1歳3カ月の孫はよく風邪をひき、せきや鼻水がひどく、40度を超える高熱を出します。かかりつけ医にはいつも風邪と中耳炎と診断されます。風邪の症状と耳が痛いのとで泣いてぐずります。保育園も休みがちです。中耳炎でたまった膿(うみ)を鼓膜切開で出す治療法があるとのことですが、幼い子には何だか怖くてやりたくないのが本音です。中耳炎になるたび鼓膜切開するのも心配です。このような状態は続くのでしょうか、大きくなれば治るのでしょうか。(福井市、女性)

 【お答えします】清水良憲・福井県済生会病院耳鼻咽喉科主任部長代行

 ■乳幼児に頻発の傾向

 近年、2歳未満の乳幼児に、治りにくく、再発しやすい中耳炎が増えています。中耳とは、鼓膜の奥の部分で、音を伝える小さな骨のある空間を指します。耳の穴とは直接つながっていませんが、耳管という管を通じて鼻の奥とつながっています。中耳炎は、耳管を通じて鼻の中の細菌が中耳に移り、炎症を起こすことで発症します。

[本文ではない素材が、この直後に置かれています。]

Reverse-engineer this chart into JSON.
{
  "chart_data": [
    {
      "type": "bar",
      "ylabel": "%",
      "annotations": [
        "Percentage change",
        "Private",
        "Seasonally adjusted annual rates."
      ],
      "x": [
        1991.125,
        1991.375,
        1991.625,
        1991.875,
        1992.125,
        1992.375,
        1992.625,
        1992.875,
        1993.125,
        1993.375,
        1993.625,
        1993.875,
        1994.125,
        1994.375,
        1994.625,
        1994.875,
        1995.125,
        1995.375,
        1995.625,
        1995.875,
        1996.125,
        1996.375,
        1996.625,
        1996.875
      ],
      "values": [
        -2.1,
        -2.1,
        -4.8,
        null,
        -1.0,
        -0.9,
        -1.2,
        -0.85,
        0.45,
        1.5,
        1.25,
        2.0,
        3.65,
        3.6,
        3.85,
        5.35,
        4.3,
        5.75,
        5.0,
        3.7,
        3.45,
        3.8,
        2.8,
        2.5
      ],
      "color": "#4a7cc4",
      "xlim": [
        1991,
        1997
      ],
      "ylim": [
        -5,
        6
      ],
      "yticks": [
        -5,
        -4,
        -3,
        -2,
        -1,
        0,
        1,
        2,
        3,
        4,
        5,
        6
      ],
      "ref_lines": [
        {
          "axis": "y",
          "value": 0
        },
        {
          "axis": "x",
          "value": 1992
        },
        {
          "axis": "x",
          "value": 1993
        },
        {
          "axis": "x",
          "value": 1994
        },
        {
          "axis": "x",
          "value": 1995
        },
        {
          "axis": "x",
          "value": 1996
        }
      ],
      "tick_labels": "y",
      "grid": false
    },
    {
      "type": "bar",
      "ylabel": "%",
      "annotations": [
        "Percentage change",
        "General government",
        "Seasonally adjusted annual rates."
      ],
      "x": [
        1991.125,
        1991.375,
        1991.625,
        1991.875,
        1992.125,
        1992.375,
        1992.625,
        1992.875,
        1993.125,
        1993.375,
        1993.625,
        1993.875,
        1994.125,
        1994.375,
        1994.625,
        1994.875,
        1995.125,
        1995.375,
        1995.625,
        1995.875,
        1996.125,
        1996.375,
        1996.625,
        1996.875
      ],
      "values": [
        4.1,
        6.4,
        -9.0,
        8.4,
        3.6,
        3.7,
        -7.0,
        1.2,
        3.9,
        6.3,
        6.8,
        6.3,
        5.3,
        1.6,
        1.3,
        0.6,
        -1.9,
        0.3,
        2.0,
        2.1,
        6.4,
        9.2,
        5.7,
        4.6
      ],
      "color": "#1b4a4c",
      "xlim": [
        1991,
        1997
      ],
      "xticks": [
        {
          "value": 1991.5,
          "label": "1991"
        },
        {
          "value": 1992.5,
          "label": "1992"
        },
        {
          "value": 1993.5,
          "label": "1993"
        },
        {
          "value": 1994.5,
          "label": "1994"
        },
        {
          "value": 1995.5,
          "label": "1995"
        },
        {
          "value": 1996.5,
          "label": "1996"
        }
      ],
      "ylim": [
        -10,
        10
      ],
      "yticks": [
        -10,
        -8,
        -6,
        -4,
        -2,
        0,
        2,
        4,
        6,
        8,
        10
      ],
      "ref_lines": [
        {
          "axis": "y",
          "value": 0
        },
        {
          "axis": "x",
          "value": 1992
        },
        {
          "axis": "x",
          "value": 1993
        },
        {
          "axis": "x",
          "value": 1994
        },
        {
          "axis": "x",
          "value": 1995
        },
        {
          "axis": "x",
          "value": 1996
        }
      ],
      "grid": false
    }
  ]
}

 乳幼児が中耳炎になりやすいのは、四つの理由があります。一つ目は低年齢でまだ身体の細菌に対する免疫が十分ではないこと。二つ目は小児の鼻と耳をつなぐ耳管は短く、相対的に太いため鼻の細菌が耳に移りやすいことが挙げられます。

 三つ目は集団保育の低年齢化により、乳児期のうちに周囲から細菌をもらって、鼻の奥に細菌がすみつくようになったこと。四つ目は近年の不適切な抗菌薬の乱用により、「耐性菌」という抗生剤の効きにくい菌が乳幼児を中心にまん延していることです。

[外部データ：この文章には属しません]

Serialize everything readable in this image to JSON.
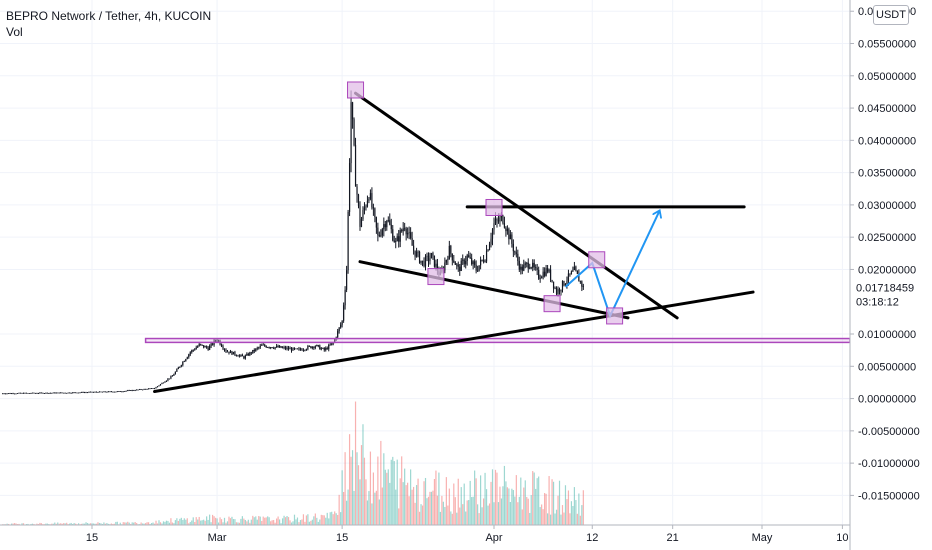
{
  "header": {
    "symbol_line": "BEPRO Network / Tether, 4h, KUCOIN",
    "volume_label": "Vol"
  },
  "currency_button": "USDT",
  "price_badge": {
    "price": "0.01718459",
    "countdown": "03:18:12",
    "color": "#ffffff"
  },
  "colors": {
    "up": "#26a69a",
    "down": "#ef5350",
    "candle": "#131722",
    "grid": "#f0f3fa",
    "drawing": "#000000",
    "projection": "#2196f3",
    "highlight_fill": "#e1bee7",
    "highlight_stroke": "#ab47bc",
    "zone_stroke": "#ab47bc"
  },
  "chart_data": {
    "type": "line",
    "title": "",
    "xlabel": "",
    "ylabel": "",
    "y_axis": {
      "ylim": [
        -0.0185,
        0.0605
      ],
      "ticks": [
        {
          "value": 0.06,
          "label": "0.06000000"
        },
        {
          "value": 0.055,
          "label": "0.05500000"
        },
        {
          "value": 0.05,
          "label": "0.05000000"
        },
        {
          "value": 0.045,
          "label": "0.04500000"
        },
        {
          "value": 0.04,
          "label": "0.04000000"
        },
        {
          "value": 0.035,
          "label": "0.03500000"
        },
        {
          "value": 0.03,
          "label": "0.03000000"
        },
        {
          "value": 0.025,
          "label": "0.02500000"
        },
        {
          "value": 0.02,
          "label": "0.02000000"
        },
        {
          "value": 0.01,
          "label": "0.01000000"
        },
        {
          "value": 0.005,
          "label": "0.00500000"
        },
        {
          "value": 0.0,
          "label": "0.00000000"
        },
        {
          "value": -0.005,
          "label": "-0.00500000"
        },
        {
          "value": -0.01,
          "label": "-0.01000000"
        },
        {
          "value": -0.015,
          "label": "-0.01500000"
        }
      ]
    },
    "x_axis": {
      "ticks": [
        {
          "day": 15,
          "label": "15"
        },
        {
          "day": 29,
          "label": "Mar"
        },
        {
          "day": 43,
          "label": "15"
        },
        {
          "day": 60,
          "label": "Apr"
        },
        {
          "day": 71,
          "label": "12"
        },
        {
          "day": 80,
          "label": "21"
        },
        {
          "day": 90,
          "label": "May"
        },
        {
          "day": 99,
          "label": "10"
        }
      ]
    },
    "grid": true,
    "legend": "none",
    "price_path": [
      [
        5,
        0.0008
      ],
      [
        12,
        0.0009
      ],
      [
        18,
        0.0011
      ],
      [
        22,
        0.0016
      ],
      [
        24,
        0.0035
      ],
      [
        26,
        0.0072
      ],
      [
        27,
        0.0083
      ],
      [
        28,
        0.0078
      ],
      [
        29,
        0.0092
      ],
      [
        30,
        0.0074
      ],
      [
        32,
        0.0064
      ],
      [
        34,
        0.0082
      ],
      [
        36,
        0.0079
      ],
      [
        38,
        0.0075
      ],
      [
        40,
        0.0082
      ],
      [
        41,
        0.0075
      ],
      [
        42,
        0.0086
      ],
      [
        43,
        0.012
      ],
      [
        43.5,
        0.02
      ],
      [
        44,
        0.046
      ],
      [
        44.5,
        0.034
      ],
      [
        45,
        0.027
      ],
      [
        46,
        0.032
      ],
      [
        47,
        0.025
      ],
      [
        48,
        0.028
      ],
      [
        49,
        0.024
      ],
      [
        50,
        0.027
      ],
      [
        51,
        0.023
      ],
      [
        52,
        0.021
      ],
      [
        53,
        0.022
      ],
      [
        54,
        0.019
      ],
      [
        55,
        0.023
      ],
      [
        56,
        0.02
      ],
      [
        57,
        0.022
      ],
      [
        58,
        0.02
      ],
      [
        59,
        0.022
      ],
      [
        60,
        0.027
      ],
      [
        61,
        0.028
      ],
      [
        62,
        0.024
      ],
      [
        63,
        0.02
      ],
      [
        64,
        0.021
      ],
      [
        65,
        0.019
      ],
      [
        66,
        0.02
      ],
      [
        67,
        0.0165
      ],
      [
        68,
        0.0182
      ],
      [
        69,
        0.0198
      ],
      [
        70,
        0.0172
      ]
    ],
    "volume_path": [
      [
        5,
        0.0001
      ],
      [
        20,
        0.0002
      ],
      [
        28,
        0.0006
      ],
      [
        36,
        0.0005
      ],
      [
        42,
        0.0008
      ],
      [
        43,
        0.004
      ],
      [
        44,
        0.008
      ],
      [
        45,
        0.006
      ],
      [
        47,
        0.005
      ],
      [
        50,
        0.004
      ],
      [
        55,
        0.003
      ],
      [
        60,
        0.0035
      ],
      [
        65,
        0.003
      ],
      [
        70,
        0.002
      ]
    ],
    "drawings": {
      "descending_trendline": [
        [
          44.5,
          0.0473
        ],
        [
          80.5,
          0.0125
        ]
      ],
      "ascending_support": [
        [
          22,
          0.0011
        ],
        [
          89,
          0.0165
        ]
      ],
      "lower_wedge_line": [
        [
          45,
          0.0212
        ],
        [
          75,
          0.0125
        ]
      ],
      "resistance_line": [
        [
          57,
          0.0297
        ],
        [
          88,
          0.0297
        ]
      ],
      "horizontal_zone": [
        [
          21,
          0.0087
        ],
        [
          100,
          0.0093
        ]
      ],
      "projection_path": [
        [
          68,
          0.0173
        ],
        [
          71,
          0.021
        ],
        [
          73,
          0.0128
        ],
        [
          78.5,
          0.029
        ]
      ],
      "highlight_boxes": [
        [
          44.5,
          0.0478
        ],
        [
          53.5,
          0.0189
        ],
        [
          60,
          0.0296
        ],
        [
          66.5,
          0.0147
        ],
        [
          71.5,
          0.0215
        ],
        [
          73.5,
          0.0128
        ]
      ]
    }
  }
}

 今回の相談も、恐らくこれらの原因により中耳炎を繰り返しやすい状態になっていると考えられます。2歳を過ぎると免疫が発達して中耳炎にはなりにくくなりますが、それまでの治療が重要です。

 ■細菌検査し、処置検討を

 まずは鼻の奥の細菌を調べて、耐性菌かどうかを確認し、適切な抗生剤を飲んでもらうことが必要です。それでも繰り返す場合には「鼓膜切開」か「鼓膜換気チューブ挿入術」という処置で、中耳の膿を抜いて細菌が増えにくい状態にします。

 鼓膜切開は心配とのことですが、熟練した耳鼻科医が適切に行えば後遺症を残すことはありません。むしろ、鼓膜は1回切開してもすぐにふさがるので、再び細菌が繁殖しやすくなってしまいます。

 この状態を避けるため、鼓膜切開の効果を持続させる処置が、鼓膜換気チューブ挿入です。乳幼児は全身麻酔で行うこともあります。後遺症として、鼓膜に開けた穴がふさがらない場合がありますが、近年は後遺症を残しにくい鼓膜チューブを使うことが増えており、必要に応じて検討する価値のある治療法です。耳鼻咽喉科専門医にご相談ください。